In ihren Ursprüngen war die islamische Sittenpolizei noch kein oppressives Organ der Religionskontrolle, sagt der Autor Mustafa Akyol im „Presse"-Interview. In der modernen Zeit sei die Moralpolizei noch autoritärer als in ihrer „klassischen Zeit".
Die Presse: Die Islamische Republik hat angekündigt, die Sittenpolizei abschaffen zu wollen. Wie ernst ist das zu nehmen?
Mustafa Akyol: Auch wenn die Gasht-e Ershad (iranische Sittenpolizei, Anm.) abgeschafft werden sollte, werden die Gesetze exekutiert, es ist also nicht von einer Veränderung auszugehen. Es ist eher Make-up. Eine richtige Reform wäre die Abschaffung der Kopftuchpflicht.

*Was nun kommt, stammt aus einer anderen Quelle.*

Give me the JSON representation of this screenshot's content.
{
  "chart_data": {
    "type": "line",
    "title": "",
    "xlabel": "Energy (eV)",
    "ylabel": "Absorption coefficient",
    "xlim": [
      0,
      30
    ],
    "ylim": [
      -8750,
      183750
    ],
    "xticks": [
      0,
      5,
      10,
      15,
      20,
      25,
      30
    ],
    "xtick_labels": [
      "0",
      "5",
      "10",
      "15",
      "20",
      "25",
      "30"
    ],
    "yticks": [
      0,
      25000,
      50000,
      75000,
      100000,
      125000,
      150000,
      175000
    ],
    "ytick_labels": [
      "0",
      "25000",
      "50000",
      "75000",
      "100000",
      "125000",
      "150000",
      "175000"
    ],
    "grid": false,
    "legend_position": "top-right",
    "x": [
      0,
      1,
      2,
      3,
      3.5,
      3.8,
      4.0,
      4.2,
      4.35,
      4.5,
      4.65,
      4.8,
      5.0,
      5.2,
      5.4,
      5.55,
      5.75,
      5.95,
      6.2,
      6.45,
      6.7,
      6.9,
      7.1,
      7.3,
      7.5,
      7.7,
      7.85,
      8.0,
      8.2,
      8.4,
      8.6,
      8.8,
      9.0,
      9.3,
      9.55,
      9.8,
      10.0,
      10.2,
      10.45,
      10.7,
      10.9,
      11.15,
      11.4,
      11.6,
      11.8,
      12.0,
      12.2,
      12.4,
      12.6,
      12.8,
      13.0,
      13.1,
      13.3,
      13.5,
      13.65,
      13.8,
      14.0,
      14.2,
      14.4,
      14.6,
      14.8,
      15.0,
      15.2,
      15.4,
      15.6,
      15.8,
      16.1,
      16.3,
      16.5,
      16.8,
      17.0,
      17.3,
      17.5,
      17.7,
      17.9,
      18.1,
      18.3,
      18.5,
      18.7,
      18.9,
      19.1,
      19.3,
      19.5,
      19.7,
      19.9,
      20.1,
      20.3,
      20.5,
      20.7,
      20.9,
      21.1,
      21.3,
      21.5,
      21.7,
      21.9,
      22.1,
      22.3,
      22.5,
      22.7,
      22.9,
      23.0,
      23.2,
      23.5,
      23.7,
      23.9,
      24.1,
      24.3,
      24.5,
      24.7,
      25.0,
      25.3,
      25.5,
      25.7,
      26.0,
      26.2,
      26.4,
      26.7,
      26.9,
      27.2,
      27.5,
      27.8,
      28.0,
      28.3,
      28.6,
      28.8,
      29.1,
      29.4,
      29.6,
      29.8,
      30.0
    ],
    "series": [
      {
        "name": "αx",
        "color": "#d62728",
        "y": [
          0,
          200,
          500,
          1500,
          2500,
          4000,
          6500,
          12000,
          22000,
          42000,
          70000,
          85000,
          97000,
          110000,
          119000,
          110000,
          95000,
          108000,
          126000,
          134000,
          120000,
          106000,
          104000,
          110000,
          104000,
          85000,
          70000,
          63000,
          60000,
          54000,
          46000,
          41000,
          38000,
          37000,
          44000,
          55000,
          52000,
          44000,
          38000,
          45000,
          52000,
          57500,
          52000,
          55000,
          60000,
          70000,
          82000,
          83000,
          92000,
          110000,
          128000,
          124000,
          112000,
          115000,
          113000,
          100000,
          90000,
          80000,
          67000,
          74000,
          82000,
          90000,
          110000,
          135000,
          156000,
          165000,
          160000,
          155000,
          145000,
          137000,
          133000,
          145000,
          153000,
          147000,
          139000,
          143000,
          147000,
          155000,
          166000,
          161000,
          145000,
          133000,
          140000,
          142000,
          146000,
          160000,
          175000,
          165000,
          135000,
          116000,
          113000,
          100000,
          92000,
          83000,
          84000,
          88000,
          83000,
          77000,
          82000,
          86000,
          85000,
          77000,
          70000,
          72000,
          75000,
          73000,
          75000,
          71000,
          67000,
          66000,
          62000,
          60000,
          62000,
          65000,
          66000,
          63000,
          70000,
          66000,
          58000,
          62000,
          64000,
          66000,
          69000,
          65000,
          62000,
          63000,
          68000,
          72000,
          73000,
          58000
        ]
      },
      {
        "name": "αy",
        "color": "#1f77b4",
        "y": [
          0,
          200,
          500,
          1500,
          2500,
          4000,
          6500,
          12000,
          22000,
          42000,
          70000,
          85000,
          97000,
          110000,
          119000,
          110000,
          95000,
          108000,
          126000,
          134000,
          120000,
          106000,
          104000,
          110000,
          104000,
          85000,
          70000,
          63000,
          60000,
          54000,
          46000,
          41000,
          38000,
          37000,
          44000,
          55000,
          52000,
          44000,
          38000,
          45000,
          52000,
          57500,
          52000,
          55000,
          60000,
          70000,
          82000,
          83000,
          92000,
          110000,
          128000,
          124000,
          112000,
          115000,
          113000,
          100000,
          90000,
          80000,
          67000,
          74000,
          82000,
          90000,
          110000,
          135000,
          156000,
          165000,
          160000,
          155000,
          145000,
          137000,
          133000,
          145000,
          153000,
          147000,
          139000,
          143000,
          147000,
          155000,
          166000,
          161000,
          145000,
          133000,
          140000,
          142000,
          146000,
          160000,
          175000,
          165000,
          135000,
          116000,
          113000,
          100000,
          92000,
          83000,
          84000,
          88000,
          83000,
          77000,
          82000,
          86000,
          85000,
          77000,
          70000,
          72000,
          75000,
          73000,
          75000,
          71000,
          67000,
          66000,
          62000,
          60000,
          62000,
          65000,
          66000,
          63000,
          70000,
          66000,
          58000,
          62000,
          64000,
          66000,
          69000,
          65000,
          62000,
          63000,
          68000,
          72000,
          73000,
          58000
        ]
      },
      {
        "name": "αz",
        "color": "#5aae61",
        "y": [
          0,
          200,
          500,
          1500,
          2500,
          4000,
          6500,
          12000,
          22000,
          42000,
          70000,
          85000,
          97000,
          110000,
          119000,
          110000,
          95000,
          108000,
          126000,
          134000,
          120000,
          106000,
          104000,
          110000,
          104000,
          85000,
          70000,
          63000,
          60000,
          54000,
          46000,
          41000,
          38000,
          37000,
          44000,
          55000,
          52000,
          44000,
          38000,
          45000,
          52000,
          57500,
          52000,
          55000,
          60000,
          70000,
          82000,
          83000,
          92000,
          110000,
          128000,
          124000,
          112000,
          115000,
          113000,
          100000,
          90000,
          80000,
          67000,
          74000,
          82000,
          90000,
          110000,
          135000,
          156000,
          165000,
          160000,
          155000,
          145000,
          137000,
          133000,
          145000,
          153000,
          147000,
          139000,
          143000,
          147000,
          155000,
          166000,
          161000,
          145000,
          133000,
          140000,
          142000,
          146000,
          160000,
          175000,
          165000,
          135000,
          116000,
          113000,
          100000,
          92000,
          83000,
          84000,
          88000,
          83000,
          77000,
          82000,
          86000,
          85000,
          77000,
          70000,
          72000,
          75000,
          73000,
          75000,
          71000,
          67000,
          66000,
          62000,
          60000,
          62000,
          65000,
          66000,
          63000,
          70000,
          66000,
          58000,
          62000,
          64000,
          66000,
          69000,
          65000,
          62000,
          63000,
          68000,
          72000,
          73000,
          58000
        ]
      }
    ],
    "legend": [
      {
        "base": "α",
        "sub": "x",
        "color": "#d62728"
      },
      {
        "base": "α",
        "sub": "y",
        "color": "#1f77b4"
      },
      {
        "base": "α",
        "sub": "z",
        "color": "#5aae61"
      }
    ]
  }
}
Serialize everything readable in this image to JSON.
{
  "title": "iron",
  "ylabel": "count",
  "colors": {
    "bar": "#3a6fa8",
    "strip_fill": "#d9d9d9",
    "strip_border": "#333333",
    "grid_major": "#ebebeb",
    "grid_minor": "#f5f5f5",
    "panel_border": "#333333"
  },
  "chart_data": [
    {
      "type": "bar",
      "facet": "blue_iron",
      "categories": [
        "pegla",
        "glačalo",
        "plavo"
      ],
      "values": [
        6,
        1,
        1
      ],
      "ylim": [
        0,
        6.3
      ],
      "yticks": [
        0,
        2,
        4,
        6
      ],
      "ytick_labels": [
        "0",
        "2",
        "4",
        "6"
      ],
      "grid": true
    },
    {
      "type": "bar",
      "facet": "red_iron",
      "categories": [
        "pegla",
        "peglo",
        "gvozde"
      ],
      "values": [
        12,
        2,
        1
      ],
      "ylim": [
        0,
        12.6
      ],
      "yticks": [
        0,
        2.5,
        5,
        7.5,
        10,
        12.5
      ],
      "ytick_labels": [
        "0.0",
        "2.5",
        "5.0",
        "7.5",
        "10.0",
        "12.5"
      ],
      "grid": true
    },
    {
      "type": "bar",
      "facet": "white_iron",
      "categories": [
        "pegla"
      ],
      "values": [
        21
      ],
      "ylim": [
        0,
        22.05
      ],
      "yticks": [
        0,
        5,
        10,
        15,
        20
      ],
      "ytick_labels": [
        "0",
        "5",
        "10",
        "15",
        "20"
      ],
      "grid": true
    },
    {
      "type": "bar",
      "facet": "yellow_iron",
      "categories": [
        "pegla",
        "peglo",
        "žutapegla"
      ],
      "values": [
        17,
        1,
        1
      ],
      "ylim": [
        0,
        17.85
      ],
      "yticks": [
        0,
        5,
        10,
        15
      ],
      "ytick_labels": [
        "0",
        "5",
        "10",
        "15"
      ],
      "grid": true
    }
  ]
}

Sie haben sich mit der Entstehungsgeschichte der Moralpolizei beschäftigt, doch ist sie heute nicht hauptsächlich ein Organ, das über die Frauen die Gesellschaft kontrolliert?
Nicht nur, auch schwule Männer werden verfolgt. Aber ja, die Kontrolle der Frauen geht zurück auf die mittelalterliche Annahme, dass Frauen Männer verführen und die Gesellschaft korrumpieren würden. Das steht nicht im Koran, aber es war die mittelalterliche Interpretation männlicher Gelehrter. Umgekehrt hat die Obsession über die Kleidungsvorschriften dazu geführt, dass das Kopftuchtragen verboten worden, etwa im Iran des Schah. Frauen müssen die Wahlfreiheit haben.